Although I still have a preference for Marv and narrative of "The Hard Goodbye," the first of Frank Miller's "Sin City" graphic novels, I think that artistically he hits full stride in the fourth, "That Yellow Bastard." It is just mildly ironic that this becomes the first volume in the series to add any color to Miller's black and white world. But whereas "The Hard Goodbye" had an almost kitchen sink approach with Miller pretty much trying everything he could come up with for black & white (or white & black) illustrations, I find there is much more of a coherent artistic vision and a rhythm to way in which Miller goes from predominantly black to predominantly white pages, and back again.
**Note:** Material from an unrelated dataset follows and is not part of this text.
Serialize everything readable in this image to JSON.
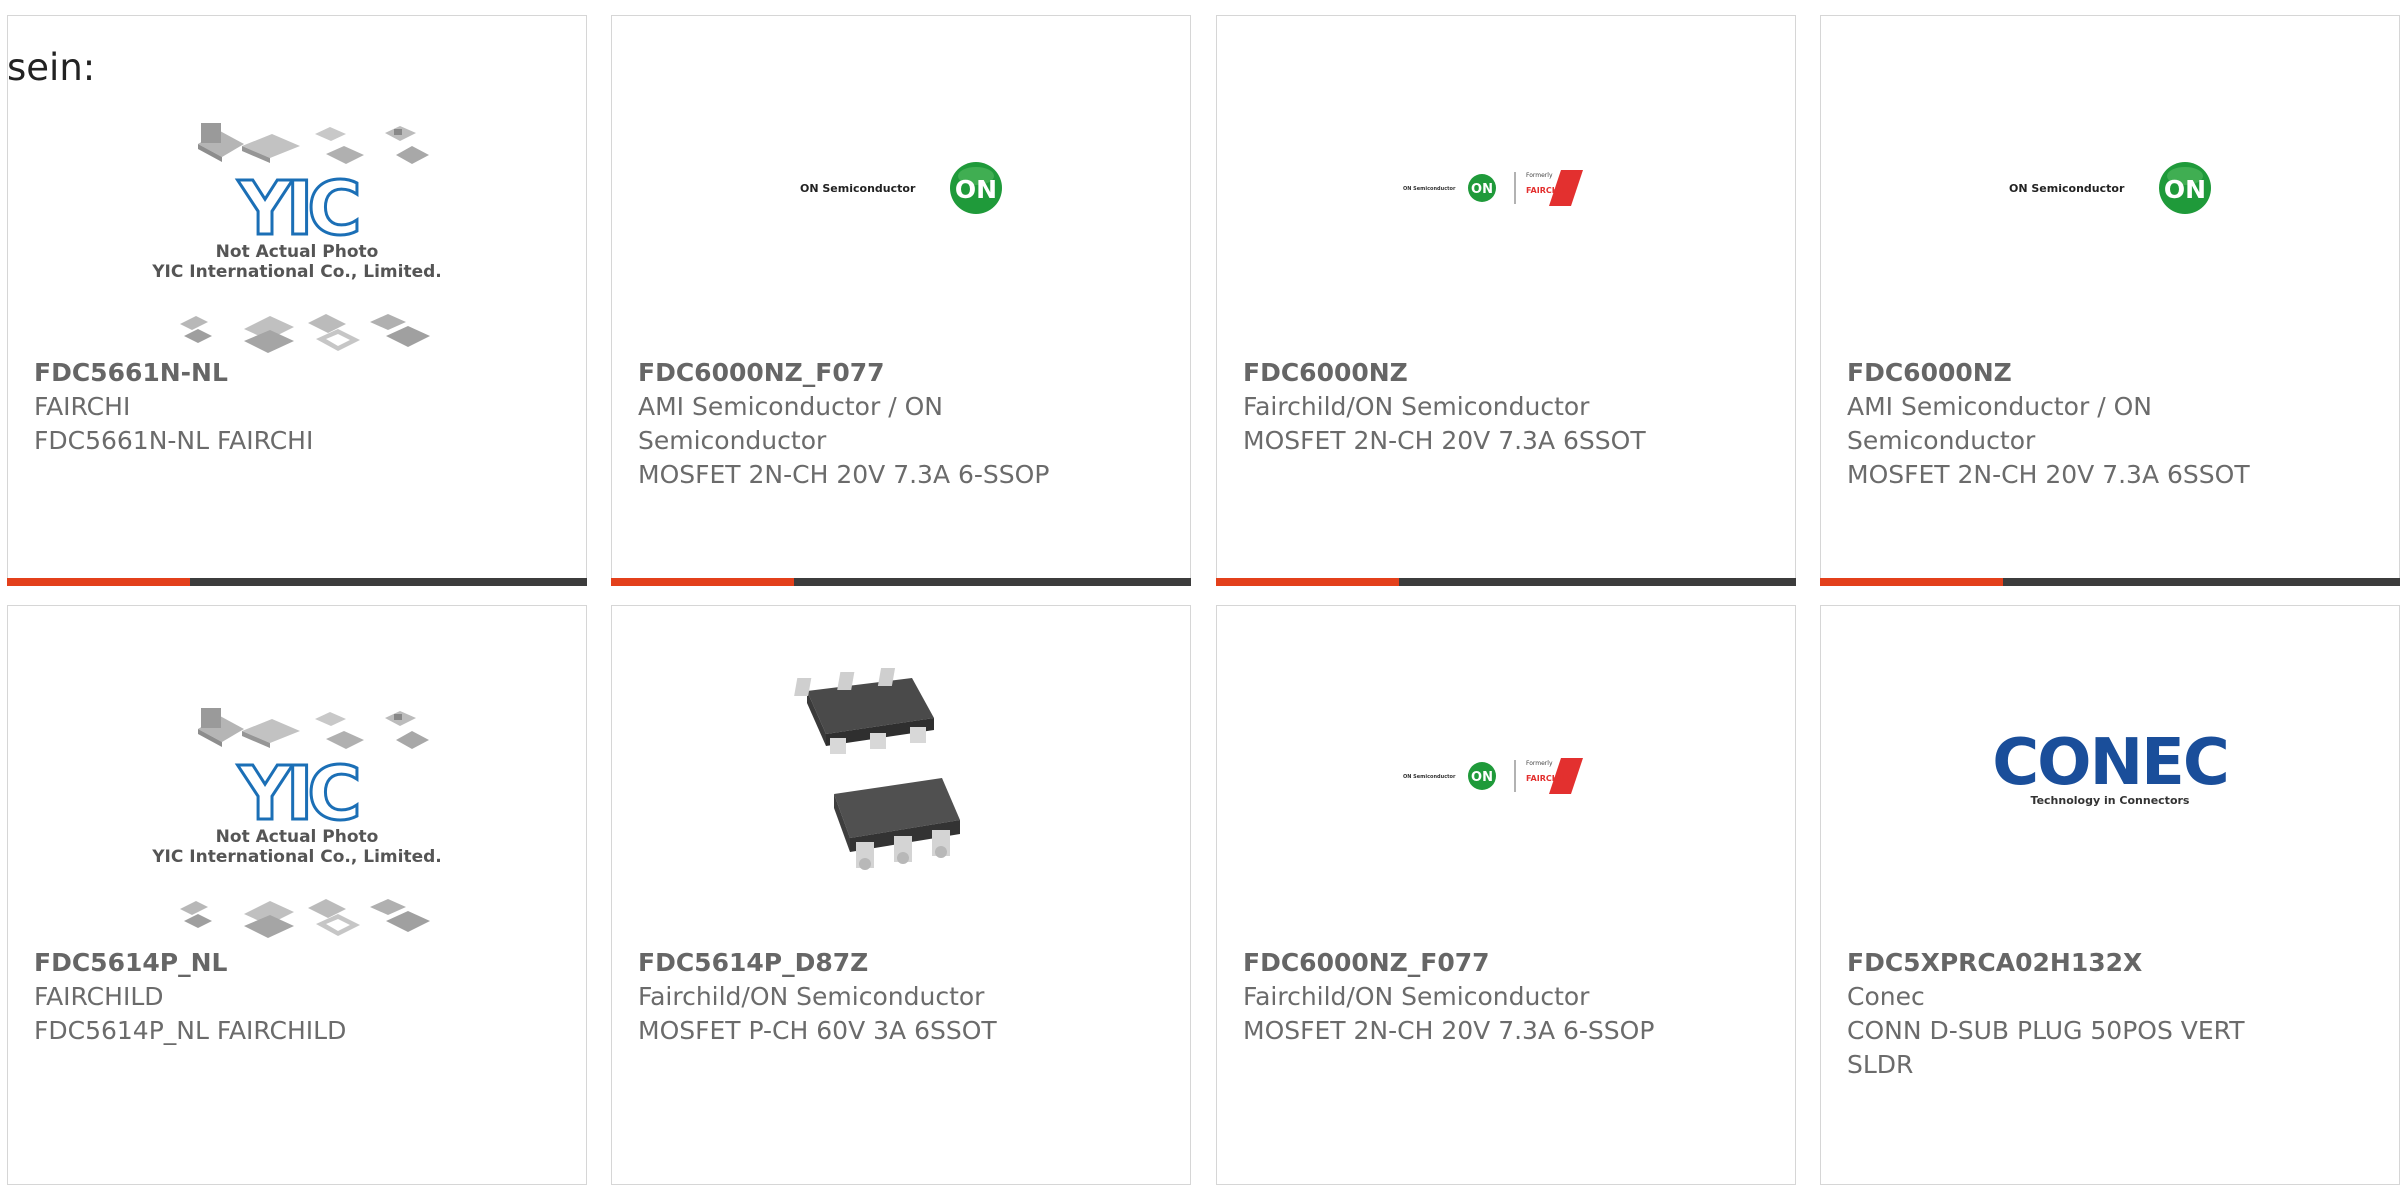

"That Yellow Bastard" begins with tough cop John Hartigan, whose good heart is going bad on him, trying to stay alive long enough to do one last case before he dies. Somebody has been raping and murdering little girls for some time and now they have taken 11-year-old Nancy Callahan. Hartigan is able to save Nancy from Roark Junior, the son of Senator Roark, but takes four bullets in the process. Junior is in worse shape, having an ear and both of his "weapons" removed by Hartigan's bullets. If an old man dies and a little girl survives, then Hartigan considers that a fair deal. But this bloody encounter is but the first act in this particular comic noir.

The first episode sets the rules for Hartigan's world, where protecting women is hard-wired into the psyches of tough guys like him. Even when Hartigan finds out that Nancy grew up and filled out, that does not change his mission (just complicates it a bit). Granted, the age difference would make more sense if he was her grandfather, but then there is a consistency to what Hartigan means when he says that he loves Nancy, even if she is inclined to read it a different way. There is a leap in the narrative at one point that you might find a bit hard to accept (i.e., confession leads to immediate release), but you have to admit it is a lot easier to be a pariah out in the world than stuck in prison (and I think Junior would have wanted it that way).

Again, the art work here is Miller at what I consider to be his best, but attention must also be paid to the sense of pacing that he shows in several scenes (most notably when Hartigan pulls himself together for the final confrontation with Junior). There are easily a dozen great looks at Hartigan's grizzled face, and a 15-page sequence, spanning two chapters, of Nancy dancing at the club, consisting of not only full-page shots but also two-page spreads, as she mesmerizes her audience. With "That Yellow Bastard" readers who were introduced to the graphic novels by the film that incorporated three of the first four volumes will be heading into new territory with "Family Values." It will interesting to see when and how Miller tops artistically what he came up with for this one.